For my write-up today on Tim Pawlenty’s Courage to Stand, I’ll highlight something that Pawlenty says on page 67:
“My siblings were in a starkly different place from me politically during their early adult lives. My brother Steve was a union steward, an organizer who passed out union cards, got union authorization for workplace representation, even picketed. My older brother, Dan, was a union member at an oil refinery. Later, he went to work for a city and was part of the union there, too. Over time, both of them saw the shortcomings of the liberal agenda and started to be open to other arguments.”
I can identify with this passage because I myself had strong ideological convictions yet came to the point where I became open to other arguments. I was a conservative, but I got to the point where a number of conservative arguments rang hollow to me—-the notion that tax cuts for the rich will trickle down and create a host of jobs, the argument that the American health care system is so good because emergency rooms are required to treat everyone (as if that is adequate, and does not contain problems of its own), etc.

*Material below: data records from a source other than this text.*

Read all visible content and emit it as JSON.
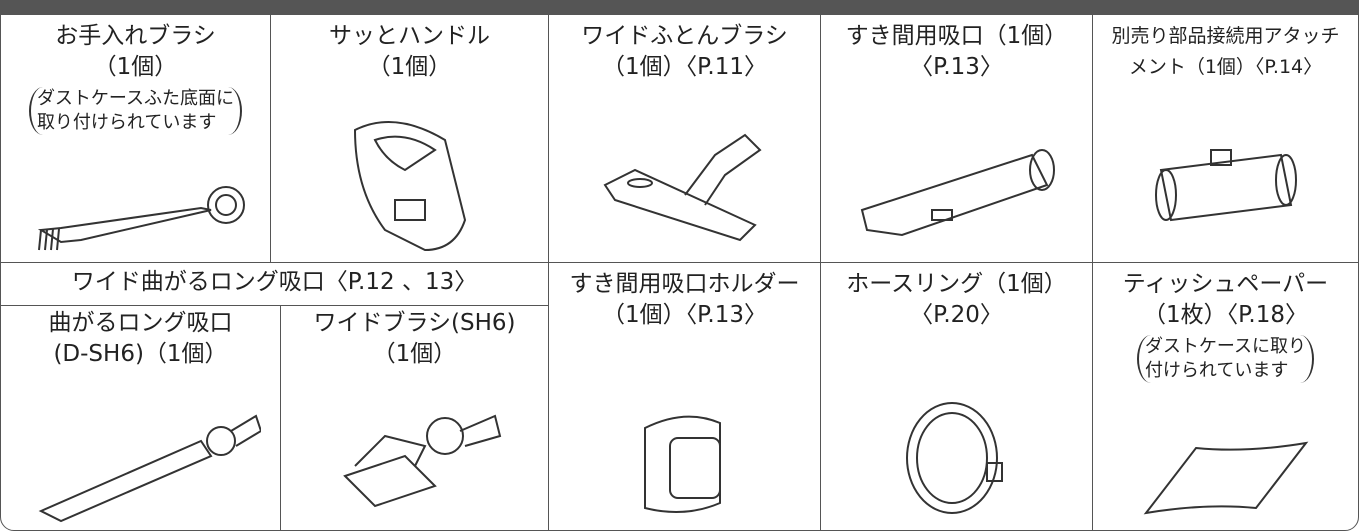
{
  "items_top": [
    {
      "name": [
        "お手入れブラシ",
        "（1個）"
      ],
      "note": [
        "ダストケースふた底面に",
        "取り付けられています"
      ]
    },
    {
      "name": [
        "サッとハンドル",
        "（1個）"
      ]
    },
    {
      "name": [
        "ワイドふとんブラシ",
        "（1個）〈P.11〉"
      ]
    },
    {
      "name": [
        "すき間用吸口（1個）",
        "〈P.13〉"
      ]
    },
    {
      "name": [
        "別売り部品接続用アタッチ",
        "メント（1個）〈P.14〉"
      ]
    }
  ],
  "group": {
    "title": "ワイド曲がるロング吸口〈P.12 、13〉",
    "items": [
      {
        "name": [
          "曲がるロング吸口",
          "(D-SH6)（1個）"
        ]
      },
      {
        "name": [
          "ワイドブラシ(SH6)",
          "（1個）"
        ]
      }
    ]
  },
  "items_bottom": [
    {
      "name": [
        "すき間用吸口ホルダー",
        "（1個）〈P.13〉"
      ]
    },
    {
      "name": [
        "ホースリング（1個）",
        "〈P.20〉"
      ]
    },
    {
      "name": [
        "ティッシュペーパー",
        "（1枚）〈P.18〉"
      ],
      "note": [
        "ダストケースに取り",
        "付けられています"
      ]
    }
  ]
}
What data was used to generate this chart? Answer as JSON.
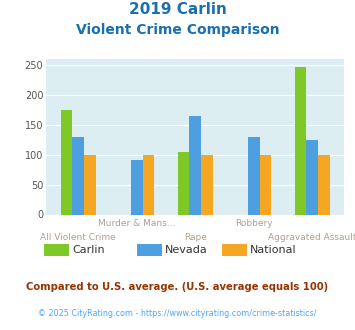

Pawlenty does not detail (at least in this passage) what problems his brothers had with “the liberal agenda”. I can only speculate. Perhaps they concluded that unions were flawed, with their bosses, and other factors. Maybe they came to distrust government, or to believe that runaway government spending creates a lot of debt, which would even hurt the little guy whom they championed. There is enough human nature on all sides to convince people to be open to other arguments. The situation many of us are in is trying to decide which imperfect policy is better.